Wong Joanna H, Halliday Glenda M, Kim Woojin Scott
Neuroscience Research Australia, Sydney, NSW 2031, Australia. ; School of Medical Sciences, University of New South Wales, Sydney, NSW 2052, Australia.
Exp Neurobiol. 2014 Dec;23(4):337-44. doi: 10.5607/en.2014.23.4.337. Epub 2014 Dec 12.
Multiple system atrophy (MSA) is a rare, yet fatal neurodegenerative disease that presents clinically with autonomic failure in combination with parkinsonism or cerebellar ataxia. MSA impacts on the autonomic nervous system affecting blood pressure, heart rate and bladder function, and the motor system affecting balance and muscle movement. The cause of MSA is unknown, no definitive risk factors have been identified, and there is no cure or effective treatment. The definitive pathology of MSA is the presence of α-synuclein aggregates in the brain and therefore MSA is classified as an α-synucleinopathy, together with Parkinson's disease and dementia with Lewy bodies. Although the molecular mechanisms of misfolding, fibrillation and aggregation of α-synuclein partly overlap with other α-synucleinopathies, the pathological pathway of MSA is unique in that the principal site for α-synuclein deposition is in the oligodendrocytes rather than the neurons. The sequence of pathological events of MSA is now recognized as abnormal protein redistributions in oligodendrocytes first, followed by myelin dysfunction and then neurodegeneration.
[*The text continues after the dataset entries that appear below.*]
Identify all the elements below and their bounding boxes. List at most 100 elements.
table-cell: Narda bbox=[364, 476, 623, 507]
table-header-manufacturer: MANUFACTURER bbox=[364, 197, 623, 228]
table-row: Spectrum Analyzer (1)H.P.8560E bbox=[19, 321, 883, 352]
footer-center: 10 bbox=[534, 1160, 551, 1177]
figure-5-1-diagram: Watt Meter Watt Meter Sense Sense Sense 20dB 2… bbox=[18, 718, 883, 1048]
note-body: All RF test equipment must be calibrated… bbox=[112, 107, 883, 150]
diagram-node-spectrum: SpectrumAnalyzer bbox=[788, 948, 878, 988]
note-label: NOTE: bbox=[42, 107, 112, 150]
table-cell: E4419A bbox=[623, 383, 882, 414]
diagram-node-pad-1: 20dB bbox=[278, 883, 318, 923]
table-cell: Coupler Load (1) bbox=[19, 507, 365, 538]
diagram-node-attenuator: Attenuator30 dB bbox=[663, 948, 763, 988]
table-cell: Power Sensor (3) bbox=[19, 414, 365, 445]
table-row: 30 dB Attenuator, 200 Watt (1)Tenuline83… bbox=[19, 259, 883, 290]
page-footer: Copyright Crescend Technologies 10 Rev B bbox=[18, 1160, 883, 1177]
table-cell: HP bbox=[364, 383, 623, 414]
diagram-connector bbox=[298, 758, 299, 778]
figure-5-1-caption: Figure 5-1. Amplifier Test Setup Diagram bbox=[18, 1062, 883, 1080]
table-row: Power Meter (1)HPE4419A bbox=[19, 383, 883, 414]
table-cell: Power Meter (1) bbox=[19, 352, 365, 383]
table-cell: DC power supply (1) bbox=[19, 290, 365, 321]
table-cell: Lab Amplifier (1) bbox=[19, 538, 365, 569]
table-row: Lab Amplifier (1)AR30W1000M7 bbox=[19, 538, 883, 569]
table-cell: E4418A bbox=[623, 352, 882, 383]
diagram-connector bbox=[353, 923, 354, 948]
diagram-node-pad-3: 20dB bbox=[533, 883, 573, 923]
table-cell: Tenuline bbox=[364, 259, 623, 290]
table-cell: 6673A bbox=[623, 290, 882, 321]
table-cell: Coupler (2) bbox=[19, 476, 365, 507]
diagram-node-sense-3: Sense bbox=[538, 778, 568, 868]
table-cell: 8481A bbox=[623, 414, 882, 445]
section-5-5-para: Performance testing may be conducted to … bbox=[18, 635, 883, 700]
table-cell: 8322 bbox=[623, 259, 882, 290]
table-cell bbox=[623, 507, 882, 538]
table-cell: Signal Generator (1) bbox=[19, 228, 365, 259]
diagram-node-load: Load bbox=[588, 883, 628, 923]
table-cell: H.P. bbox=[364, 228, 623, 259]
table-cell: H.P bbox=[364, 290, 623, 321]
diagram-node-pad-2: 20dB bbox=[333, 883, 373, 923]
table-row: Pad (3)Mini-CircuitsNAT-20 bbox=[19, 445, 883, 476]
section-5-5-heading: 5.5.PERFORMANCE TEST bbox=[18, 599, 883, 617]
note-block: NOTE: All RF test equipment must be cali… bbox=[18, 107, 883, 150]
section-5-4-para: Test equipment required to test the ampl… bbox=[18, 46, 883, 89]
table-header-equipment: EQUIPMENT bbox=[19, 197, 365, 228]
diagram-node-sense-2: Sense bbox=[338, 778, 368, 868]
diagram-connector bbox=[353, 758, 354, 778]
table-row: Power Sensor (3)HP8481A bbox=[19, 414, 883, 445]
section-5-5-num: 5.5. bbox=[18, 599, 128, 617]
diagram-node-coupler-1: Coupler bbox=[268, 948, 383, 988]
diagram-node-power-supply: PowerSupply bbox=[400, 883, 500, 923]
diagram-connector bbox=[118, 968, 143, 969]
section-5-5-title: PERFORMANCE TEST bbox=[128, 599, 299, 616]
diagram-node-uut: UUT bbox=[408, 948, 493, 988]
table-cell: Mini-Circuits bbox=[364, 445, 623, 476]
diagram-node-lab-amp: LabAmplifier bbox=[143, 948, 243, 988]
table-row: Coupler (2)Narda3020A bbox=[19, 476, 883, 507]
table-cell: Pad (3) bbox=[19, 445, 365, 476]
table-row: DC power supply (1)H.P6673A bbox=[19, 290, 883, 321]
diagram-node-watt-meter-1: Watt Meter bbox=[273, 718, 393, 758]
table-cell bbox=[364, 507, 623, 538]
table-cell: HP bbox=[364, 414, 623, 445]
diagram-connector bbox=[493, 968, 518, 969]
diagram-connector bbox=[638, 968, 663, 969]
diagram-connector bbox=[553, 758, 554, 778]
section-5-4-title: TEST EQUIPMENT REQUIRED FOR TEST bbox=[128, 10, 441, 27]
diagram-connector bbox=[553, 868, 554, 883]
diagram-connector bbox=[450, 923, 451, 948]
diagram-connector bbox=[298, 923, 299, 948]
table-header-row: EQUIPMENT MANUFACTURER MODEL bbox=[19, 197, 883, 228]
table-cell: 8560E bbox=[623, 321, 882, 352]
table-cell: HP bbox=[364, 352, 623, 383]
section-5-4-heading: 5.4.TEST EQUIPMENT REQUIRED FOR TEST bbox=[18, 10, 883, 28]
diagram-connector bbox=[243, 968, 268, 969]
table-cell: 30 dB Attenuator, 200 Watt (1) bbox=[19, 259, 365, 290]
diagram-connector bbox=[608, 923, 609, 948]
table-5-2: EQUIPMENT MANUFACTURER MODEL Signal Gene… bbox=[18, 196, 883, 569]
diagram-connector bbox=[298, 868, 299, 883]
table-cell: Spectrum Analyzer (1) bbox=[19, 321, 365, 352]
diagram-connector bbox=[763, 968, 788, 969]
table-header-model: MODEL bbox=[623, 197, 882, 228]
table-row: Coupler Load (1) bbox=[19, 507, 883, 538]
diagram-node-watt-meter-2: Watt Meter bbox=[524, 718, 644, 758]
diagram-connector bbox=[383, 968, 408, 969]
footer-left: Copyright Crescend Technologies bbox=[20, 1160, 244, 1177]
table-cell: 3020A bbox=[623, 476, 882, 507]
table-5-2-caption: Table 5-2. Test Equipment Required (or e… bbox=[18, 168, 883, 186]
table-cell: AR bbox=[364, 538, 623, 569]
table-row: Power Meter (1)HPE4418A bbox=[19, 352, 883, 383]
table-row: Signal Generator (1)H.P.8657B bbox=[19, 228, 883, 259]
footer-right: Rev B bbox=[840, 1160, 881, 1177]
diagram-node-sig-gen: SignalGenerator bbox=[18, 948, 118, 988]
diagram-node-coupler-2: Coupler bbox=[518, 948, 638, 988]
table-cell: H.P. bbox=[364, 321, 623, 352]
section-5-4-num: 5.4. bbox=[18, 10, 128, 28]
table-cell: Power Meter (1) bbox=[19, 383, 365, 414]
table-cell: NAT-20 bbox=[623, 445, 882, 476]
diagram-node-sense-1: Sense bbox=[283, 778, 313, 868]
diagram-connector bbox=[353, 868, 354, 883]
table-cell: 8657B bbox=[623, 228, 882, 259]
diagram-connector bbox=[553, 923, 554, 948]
Oligodendrocytes are responsible for the production and maintenance of myelin, the specialized lipid membrane that encases the axons of all neurons in the brain. Myelin is composed of lipids and two prominent proteins, myelin basic protein and proteolipid protein. In vitro studies suggest that aberration in protein distribution and lipid transport may lead to myelin dysfunction in MSA. The purpose of this perspective is to bring together available evidence to explore the potential role of α-synuclein, myelin protein dysfunction, lipid dyshomeostasis and ABCA8 in MSA pathogenesis.
多系统萎缩(MSA)是一种罕见但致命的神经退行性疾病,临床上表现为自主神经功能衰竭,并伴有帕金森综合征或小脑共济失调。MSA会影响自主神经系统,进而影响血压、心率和膀胱功能;同时也会影响运动系统,影响平衡和肌肉运动。MSA的病因尚不清楚,尚未确定明确的危险因素,也没有治愈方法或有效的治疗手段。MSA的确诊病理学特征是大脑中存在α-突触核蛋白聚集体,因此MSA与帕金森病和路易体痴呆一起被归类为α-突触核蛋白病。尽管α-突触核蛋白错误折叠、纤维化和聚集的分子机制与其他α-突触核蛋白病部分重叠,但MSA的病理途径是独特的,因为α-突触核蛋白沉积的主要部位是少突胶质细胞而非神经元。MSA病理事件的顺序现在被认为是首先少突胶质细胞中出现异常蛋白质重新分布,随后是髓鞘功能障碍,然后是神经退行性变。少突胶质细胞负责髓鞘的产生和维持,髓鞘是包裹大脑中所有神经元轴突的特殊脂质膜。髓鞘由脂质和两种主要蛋白质组成,即髓鞘碱性蛋白和蛋白脂蛋白。体外研究表明,蛋白质分布和脂质转运异常可能导致MSA中的髓鞘功能障碍。本文的目的是汇集现有证据,探讨α-突触核蛋白、髓鞘蛋白功能障碍、脂质稳态失衡和ABCA8在MSA发病机制中的潜在作用。